Netanyahu : Israël est presque en train de atteindre son objectif d'attaquer l'Iran

ARTA - Israël est presque en train de atteindre son objectif d’éradiquer la menace de missiles balistiques et du programme nucléaire iranien, a déclaré le Premier ministre Benjamin Netanyahu.

Netanjahu a promis de ne pas laisser Israël entrer dans une guerre épuisante, mais de ne pas mettre fin à la campagne d’Israël en Iran avant le temps.

rénal « Nous ne prendrons pas de mesures au-delà de ce qui est nécessaire pour y parvenir, mais nous ne les finirons pas non plus trop rapidement. Une fois l’objectif atteint, l’opération sera terminée et les combats s’arrêteront », a-t-il déclaré aux journalistes israéliens.

J'ai aucun doute sur le régime qui veut nous détruire, et c'est pourquoi nous avons commencé cette opération pour éliminer deux menaces concrètes contre nous : la menace nucléaire, la menace de missiles balistiques. Nous progressons pas par pas vers ce objectif. Nous sommes très, très proches de le résoudre », a déclaré M. Netanyhu.

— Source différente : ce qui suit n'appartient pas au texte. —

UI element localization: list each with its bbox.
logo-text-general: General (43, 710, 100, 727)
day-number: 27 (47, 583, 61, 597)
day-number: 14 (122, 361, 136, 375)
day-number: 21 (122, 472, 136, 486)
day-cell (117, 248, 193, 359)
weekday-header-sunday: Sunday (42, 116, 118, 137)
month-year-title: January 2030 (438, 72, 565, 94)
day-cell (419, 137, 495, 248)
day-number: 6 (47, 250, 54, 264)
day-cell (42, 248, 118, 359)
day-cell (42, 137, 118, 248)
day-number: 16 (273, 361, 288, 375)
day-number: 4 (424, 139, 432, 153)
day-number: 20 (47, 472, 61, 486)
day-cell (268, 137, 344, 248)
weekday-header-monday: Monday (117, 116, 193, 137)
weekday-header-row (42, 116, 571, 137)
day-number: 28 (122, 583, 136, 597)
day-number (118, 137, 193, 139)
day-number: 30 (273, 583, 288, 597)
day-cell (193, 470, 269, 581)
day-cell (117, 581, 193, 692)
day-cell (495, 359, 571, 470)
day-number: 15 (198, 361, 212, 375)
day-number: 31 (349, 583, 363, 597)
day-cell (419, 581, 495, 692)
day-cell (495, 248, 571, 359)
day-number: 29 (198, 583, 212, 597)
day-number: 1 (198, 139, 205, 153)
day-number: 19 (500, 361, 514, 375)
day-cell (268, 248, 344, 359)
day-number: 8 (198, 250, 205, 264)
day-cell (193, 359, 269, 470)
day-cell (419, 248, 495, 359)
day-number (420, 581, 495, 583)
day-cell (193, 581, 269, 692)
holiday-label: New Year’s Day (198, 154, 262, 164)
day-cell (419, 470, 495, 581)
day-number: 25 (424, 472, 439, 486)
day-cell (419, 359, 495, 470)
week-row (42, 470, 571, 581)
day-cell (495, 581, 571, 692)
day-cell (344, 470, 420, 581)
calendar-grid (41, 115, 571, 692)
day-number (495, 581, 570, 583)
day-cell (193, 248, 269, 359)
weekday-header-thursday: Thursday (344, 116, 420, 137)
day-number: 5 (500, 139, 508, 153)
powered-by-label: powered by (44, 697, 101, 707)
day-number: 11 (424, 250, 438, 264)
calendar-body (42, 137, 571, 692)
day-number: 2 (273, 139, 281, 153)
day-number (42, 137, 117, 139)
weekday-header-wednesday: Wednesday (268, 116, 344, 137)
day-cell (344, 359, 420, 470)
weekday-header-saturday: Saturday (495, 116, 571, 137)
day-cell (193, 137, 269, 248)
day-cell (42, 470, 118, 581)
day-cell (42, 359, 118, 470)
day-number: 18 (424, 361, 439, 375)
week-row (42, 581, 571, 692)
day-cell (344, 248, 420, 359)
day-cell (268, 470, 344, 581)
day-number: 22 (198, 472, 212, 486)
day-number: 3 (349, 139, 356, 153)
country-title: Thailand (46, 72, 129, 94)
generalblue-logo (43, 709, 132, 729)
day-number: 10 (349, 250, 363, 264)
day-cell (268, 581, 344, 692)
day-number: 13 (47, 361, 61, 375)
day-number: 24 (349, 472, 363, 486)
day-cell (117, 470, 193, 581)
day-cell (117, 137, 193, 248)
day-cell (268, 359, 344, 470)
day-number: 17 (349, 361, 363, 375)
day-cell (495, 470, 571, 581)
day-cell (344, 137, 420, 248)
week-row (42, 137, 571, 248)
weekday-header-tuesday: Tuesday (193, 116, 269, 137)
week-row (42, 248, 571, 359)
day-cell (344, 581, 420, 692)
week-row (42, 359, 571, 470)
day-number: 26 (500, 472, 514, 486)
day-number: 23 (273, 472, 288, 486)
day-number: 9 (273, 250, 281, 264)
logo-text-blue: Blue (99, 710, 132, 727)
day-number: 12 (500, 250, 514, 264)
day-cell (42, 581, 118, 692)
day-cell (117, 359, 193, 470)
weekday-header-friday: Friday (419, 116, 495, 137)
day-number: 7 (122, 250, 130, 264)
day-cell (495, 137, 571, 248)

rony a ajouté que le site nucléaire iranien Fordow avait été gravement endommagé par une bombe de détruisement américaine, mais que le niveau des dommages était encore invisible.

ronyme Téhéran lui-même a promis de se défendre de toute façon.

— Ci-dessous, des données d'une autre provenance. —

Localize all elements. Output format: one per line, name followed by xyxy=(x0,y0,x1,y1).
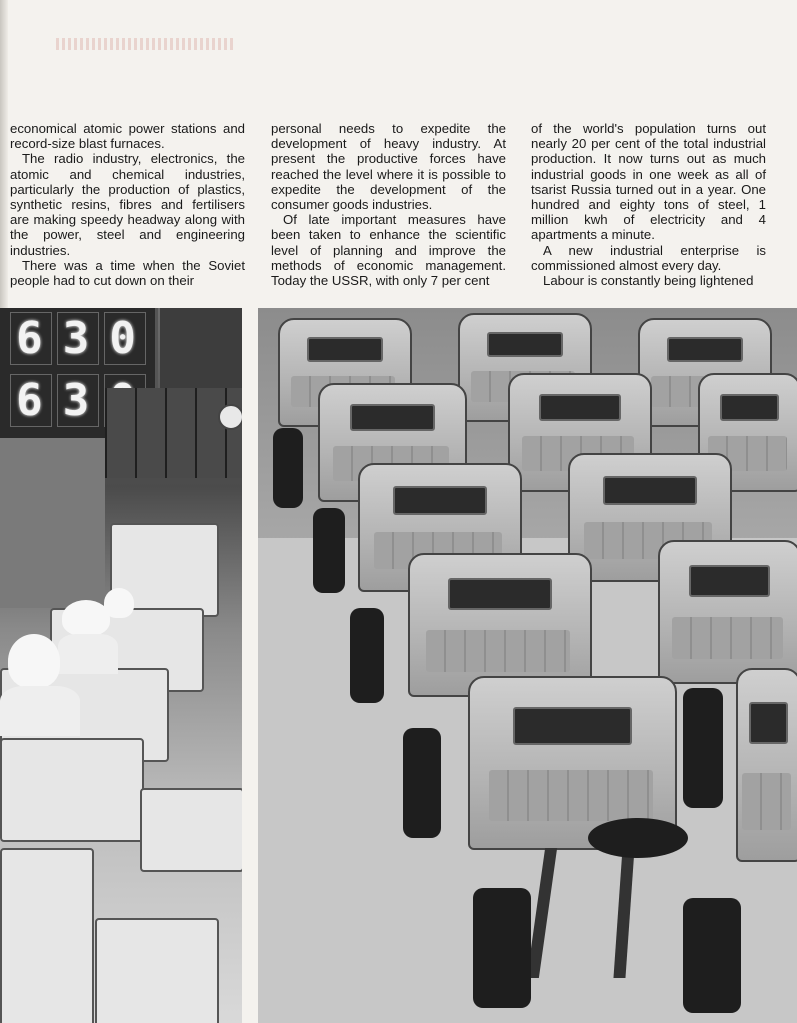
truck-cab xyxy=(408,553,588,693)
truck-wheel xyxy=(313,508,345,593)
paragraph: economical atomic power stations and record-size blast furnaces. xyxy=(10,121,245,152)
ceiling-lights xyxy=(160,308,242,388)
truck-cab xyxy=(736,668,797,858)
paragraph: A new industrial enterprise is commissioned almost every day. xyxy=(531,242,766,273)
worker-cap xyxy=(62,600,110,636)
paragraph: Of late important measures have been taken to enhance the scientific level of planning and improve the methods of economic management. Today the USSR, with only 7 per cent xyxy=(271,212,506,289)
assembly-console xyxy=(0,738,144,842)
text-column-1 xyxy=(10,121,245,288)
truck-cab xyxy=(658,540,797,680)
text-column-2 xyxy=(271,121,506,288)
article-text xyxy=(10,121,770,289)
paragraph: The radio industry, electronics, the atomic and chemical industries, particularly the production of plastics, synthetic resins, fibres and fertilisers are making speedy headway along with the power, steel and engineering industries. xyxy=(10,151,245,258)
factory-interior-photo xyxy=(0,308,242,1023)
wall-clock-icon xyxy=(218,404,242,430)
truck-wheel xyxy=(403,728,441,838)
scoreboard-digit: 0 xyxy=(104,312,146,365)
scoreboard-digit: 3 xyxy=(57,374,99,427)
truck-wheel xyxy=(683,898,741,1013)
worker-cap xyxy=(8,634,60,688)
truck-wheel xyxy=(350,608,384,703)
scoreboard-digit: 6 xyxy=(10,374,52,427)
truck-assembly-photo xyxy=(258,308,797,1023)
workbench xyxy=(0,848,94,1023)
factory-windows xyxy=(105,388,242,478)
scoreboard-row-top xyxy=(8,312,148,364)
worker xyxy=(0,686,80,736)
workbench xyxy=(95,918,219,1023)
truck-wheel xyxy=(273,428,303,508)
paragraph: of the world's population turns out nearly 20 per cent of the total industrial production. It now turns out as much industrial goods in one week as all of tsarist Russia turned out in a year. One hundred and eighty tons of steel, 1 million kwh of electricity and 4 apartments a minute. xyxy=(531,121,766,243)
spare-tire xyxy=(588,818,688,858)
scoreboard-digit: 6 xyxy=(10,312,52,365)
faint-ink-mark xyxy=(56,38,236,50)
paragraph: personal needs to expedite the development of heavy industry. At present the productive forces have reached the level where it is possible to expedite the development of the consumer goods industries. xyxy=(271,121,506,213)
worker xyxy=(58,634,118,674)
instrument-panel xyxy=(140,788,242,872)
scoreboard-digit: 3 xyxy=(57,312,99,365)
factory-wall xyxy=(0,438,105,608)
paragraph: There was a time when the Soviet people had to cut down on their xyxy=(10,257,245,289)
truck-wheel xyxy=(473,888,531,1008)
text-column-3 xyxy=(531,121,766,288)
worker-cap xyxy=(104,588,134,618)
truck-wheel xyxy=(683,688,723,808)
paragraph: Labour is constantly being lightened xyxy=(543,273,754,289)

Benyamin Netanyahu a déclaré : “Nous avons suivi ce développement très de près. Je peux vous dire qu’il s’agit d’une partie importante du programme nucléaire.”

ina : “Ce n’est pas le seul composant. Ce n’est pas assez d’éléments. Cependant, c’est une composante importante et nous avons des informations intéressantes à ce sujet, que vous pardonneriez si je ne les partage pas avec vous », a expliqué le Premier ministre Netanyahu.

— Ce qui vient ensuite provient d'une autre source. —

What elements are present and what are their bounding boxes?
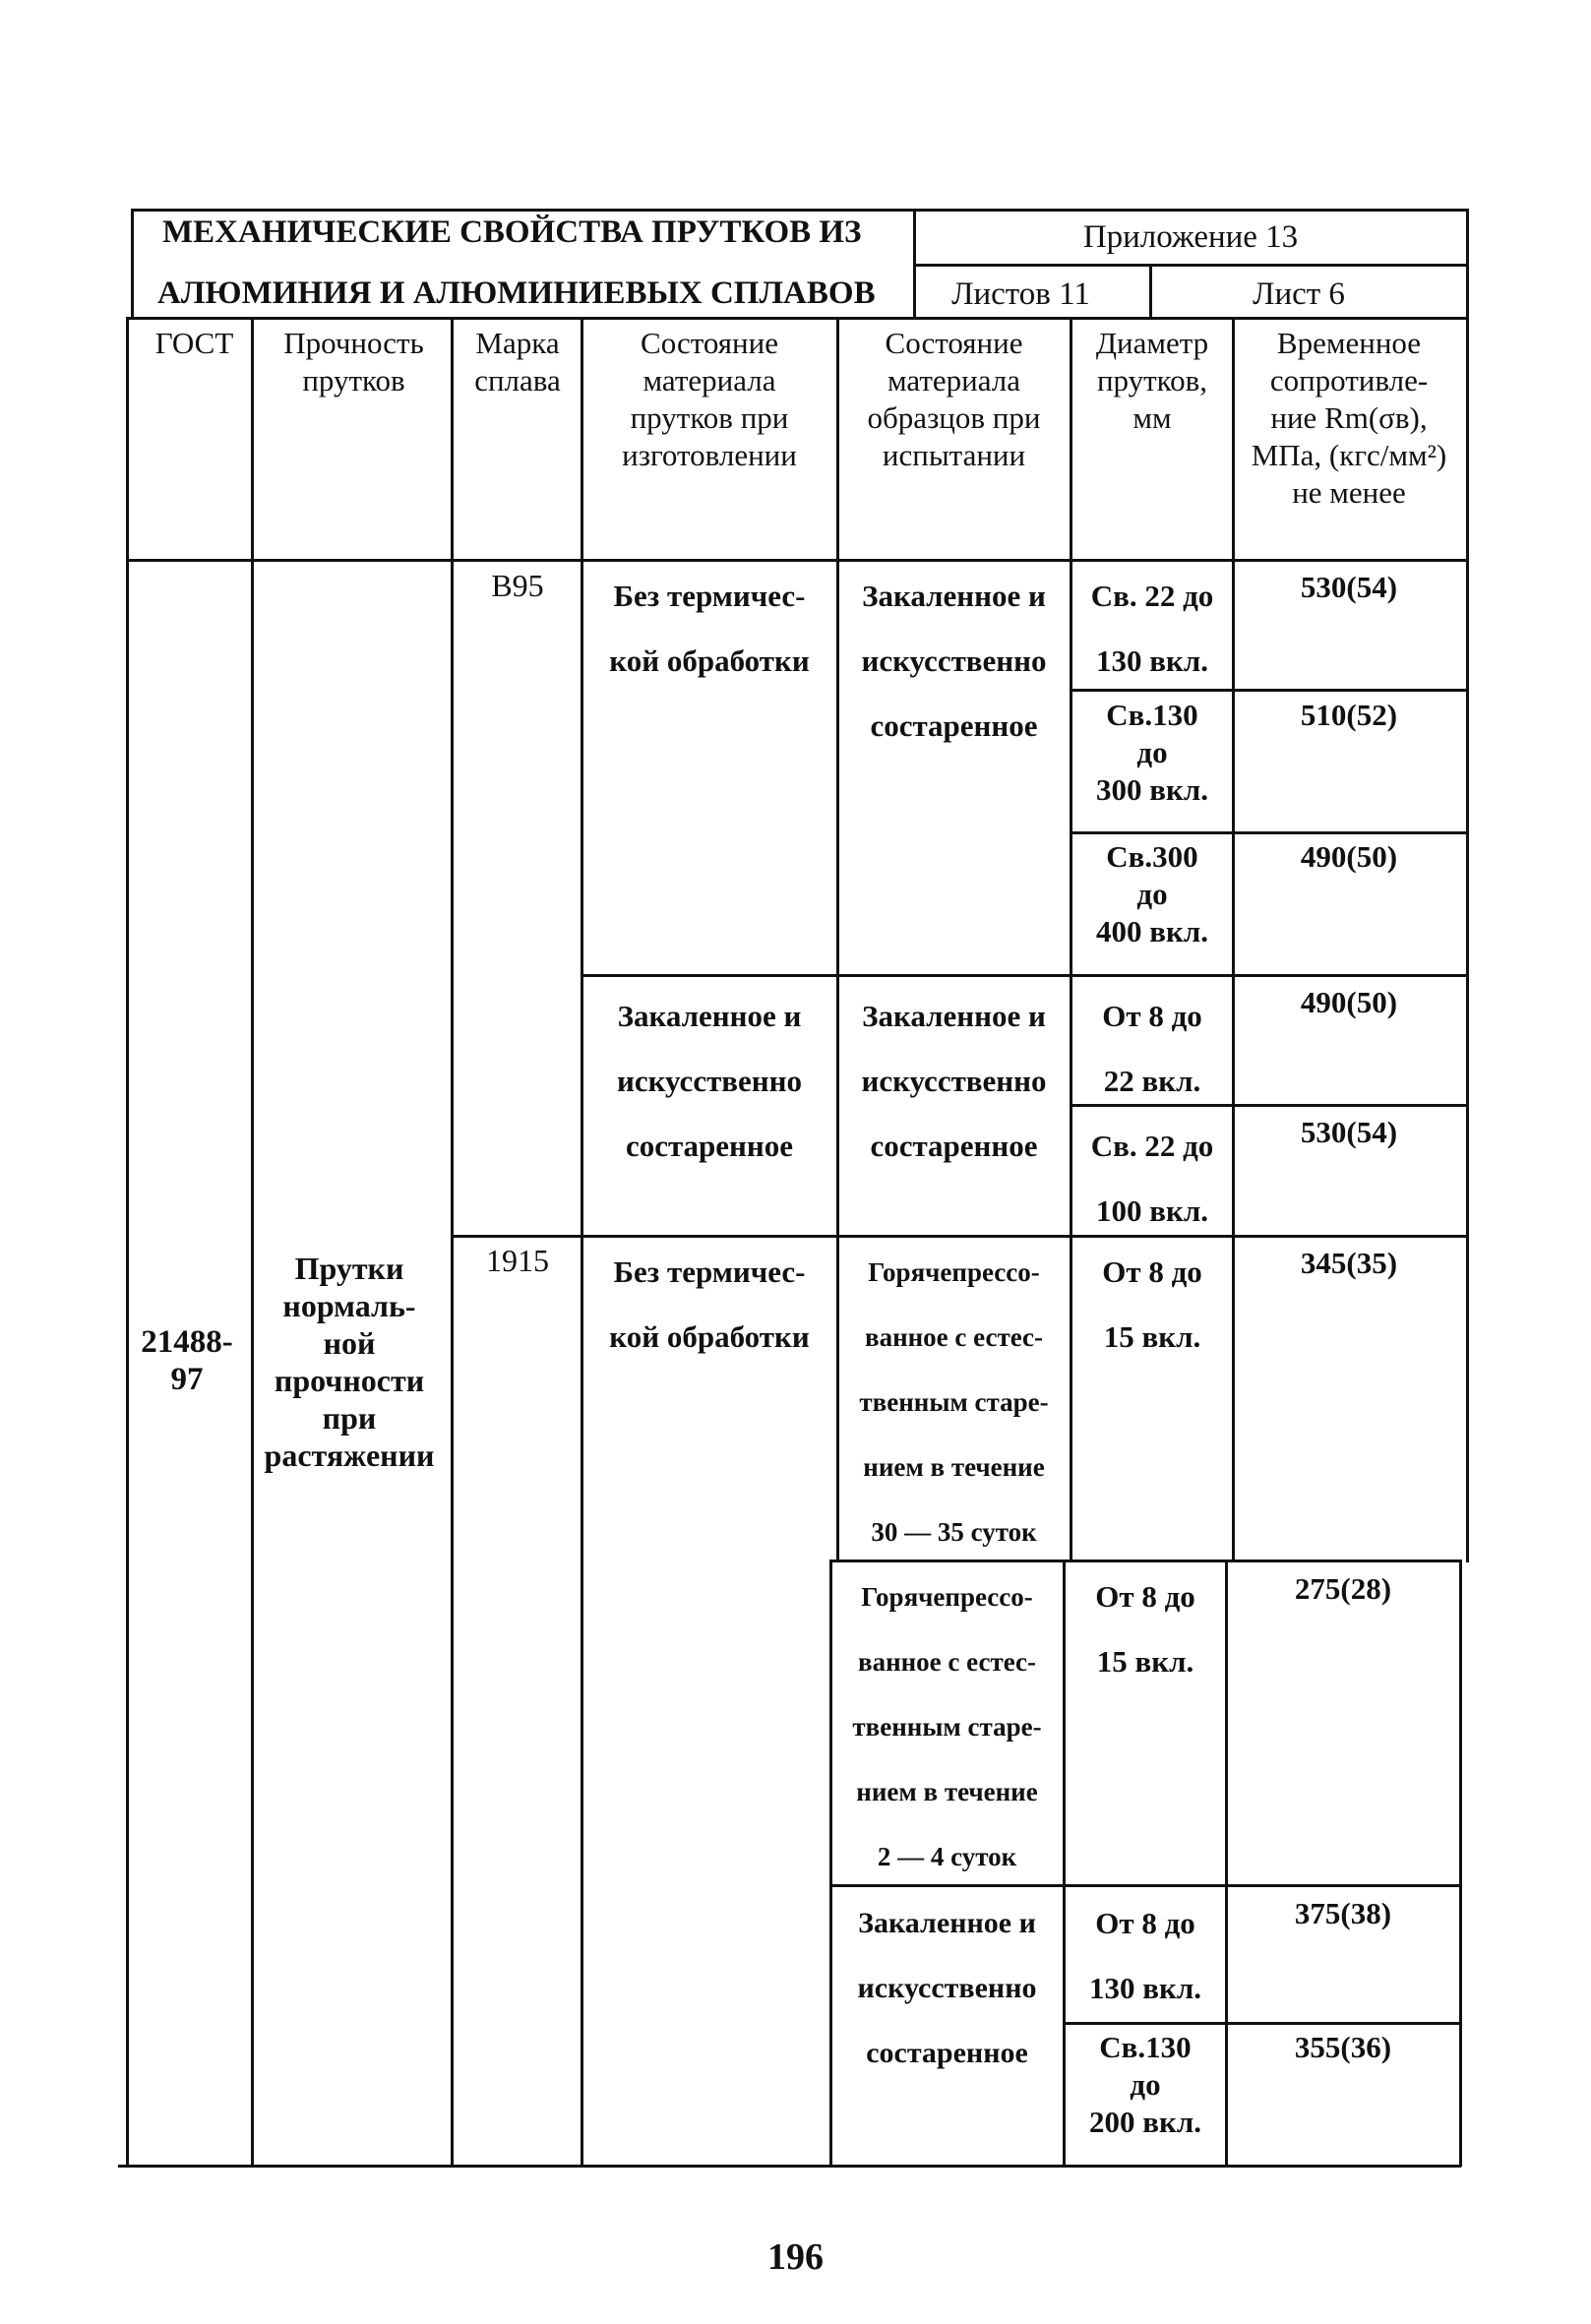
tensile-value-cell: 355(36) [1294, 2030, 1392, 2064]
diameter-cell: От 8 до 15 вкл. [1102, 1254, 1202, 1354]
rule-line [451, 1235, 1467, 1238]
rule-line [1063, 1560, 1066, 2167]
sheets-total-label: Листов 11 [951, 276, 1090, 312]
col-header-strength: Прочность прутков [283, 326, 424, 398]
rule-line [1232, 317, 1235, 1561]
test-state-b95-2: Закаленное и искусственно состаренное [861, 999, 1047, 1163]
rule-line [126, 317, 129, 2167]
rule-line [451, 317, 454, 2167]
test-state-1915-3: Закаленное и искусственно состаренное [857, 1907, 1037, 2069]
manufacture-state-b95-quenched: Закаленное и искусственно состаренное [616, 999, 803, 1163]
tensile-value-cell: 530(54) [1300, 570, 1398, 604]
gost-number: 21488- 97 [141, 1324, 233, 1397]
rule-line [1225, 1560, 1228, 2167]
page-number: 196 [767, 2236, 824, 2278]
rule-line [1459, 1560, 1462, 2167]
rule-line [1070, 689, 1467, 692]
test-state-1915-1: Горячепрессо- ванное с естес- твенным старе- нием в течение 30 — 35 суток [859, 1257, 1049, 1547]
rule-line [1466, 559, 1469, 1562]
rule-line [1063, 2022, 1461, 2025]
test-state-b95-1: Закаленное и искусственно состаренное [861, 579, 1047, 743]
tensile-value-cell: 345(35) [1300, 1246, 1398, 1280]
col-header-grade: Марка сплава [474, 326, 561, 398]
rule-line [131, 209, 1467, 212]
rule-line [126, 559, 1467, 562]
test-state-1915-2: Горячепрессо- ванное с естес- твенным старе- нием в течение 2 — 4 суток [852, 1582, 1042, 1871]
manufacture-state-1915-untreated: Без термичес- кой обработки [609, 1254, 810, 1354]
tensile-value-cell: 490(50) [1300, 985, 1398, 1019]
tensile-value-cell: 275(28) [1294, 1571, 1392, 1606]
rule-line [581, 317, 583, 2167]
tensile-value-cell: 510(52) [1300, 698, 1398, 732]
table-title-line-1: МЕХАНИЧЕСКИЕ СВОЙСТВА ПРУТКОВ ИЗ [162, 214, 862, 250]
strength-class: Прутки нормаль- ной прочности при растяжении [264, 1251, 435, 1473]
diameter-cell: Св. 22 до 130 вкл. [1090, 579, 1214, 678]
diameter-cell: От 8 до 15 вкл. [1095, 1579, 1195, 1679]
rule-line [1070, 1104, 1467, 1107]
rule-line [836, 317, 839, 1561]
rule-line [913, 209, 916, 319]
alloy-grade-1915: 1915 [486, 1243, 549, 1278]
rule-line [913, 264, 1467, 267]
rule-line [118, 2165, 1461, 2168]
col-header-state-manufacture: Состояние материала прутков при изготовлении [622, 326, 797, 472]
diameter-cell: От 8 до 22 вкл. [1102, 999, 1202, 1098]
rule-line [1070, 317, 1072, 1561]
col-header-state-test: Состояние материала образцов при испытании [867, 326, 1041, 472]
rule-line [126, 317, 1467, 320]
rule-line [831, 1560, 1461, 1562]
col-header-tensile: Временное сопротивле- ние Rm(σв), МПа, (кгс/мм²) не менее [1251, 326, 1447, 510]
diameter-cell: Св.130 до 300 вкл. [1096, 698, 1208, 807]
diameter-cell: Св.130 до 200 вкл. [1089, 2030, 1201, 2139]
tensile-value-cell: 530(54) [1300, 1115, 1398, 1149]
diameter-cell: От 8 до 130 вкл. [1089, 1906, 1201, 2005]
rule-line [829, 1560, 832, 2167]
alloy-grade-b95: В95 [491, 568, 544, 603]
tensile-value-cell: 490(50) [1300, 839, 1398, 874]
rule-line [131, 209, 134, 319]
rule-line [1466, 209, 1469, 561]
col-header-gost: ГОСТ [154, 326, 234, 360]
col-header-diameter: Диаметр прутков, мм [1095, 326, 1209, 435]
tensile-value-cell: 375(38) [1294, 1896, 1392, 1930]
sheet-label: Лист 6 [1253, 276, 1345, 312]
rule-line [1070, 831, 1467, 834]
appendix-label: Приложение 13 [1082, 219, 1299, 255]
diameter-cell: Св. 22 до 100 вкл. [1090, 1129, 1214, 1228]
diameter-cell: Св.300 до 400 вкл. [1096, 839, 1208, 948]
rule-line [581, 974, 1467, 977]
rule-line [1149, 264, 1152, 319]
table-title-line-2: АЛЮМИНИЯ И АЛЮМИНИЕВЫХ СПЛАВОВ [157, 275, 876, 311]
rule-line [831, 1884, 1461, 1887]
manufacture-state-b95-untreated: Без термичес- кой обработки [609, 579, 810, 678]
rule-line [251, 317, 254, 2167]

rénal : au moins jusqu'à la première attaque d'Israël contre ses installations d'enrichissement le 13 juin, l'Iran purgeait l'uranium jusqu'à 60%, soit plus près d'environ 90% qui sont des niveaux de bombes et beaucoup supérieurs à la limite de 3,67% imposée par l'accord nucléaire de 2015 (JCPOA), qui a été respecté par l'Iran jusqu'à un an après que le président Donald Trump a retiré les États-Unis de l'accord en 2018.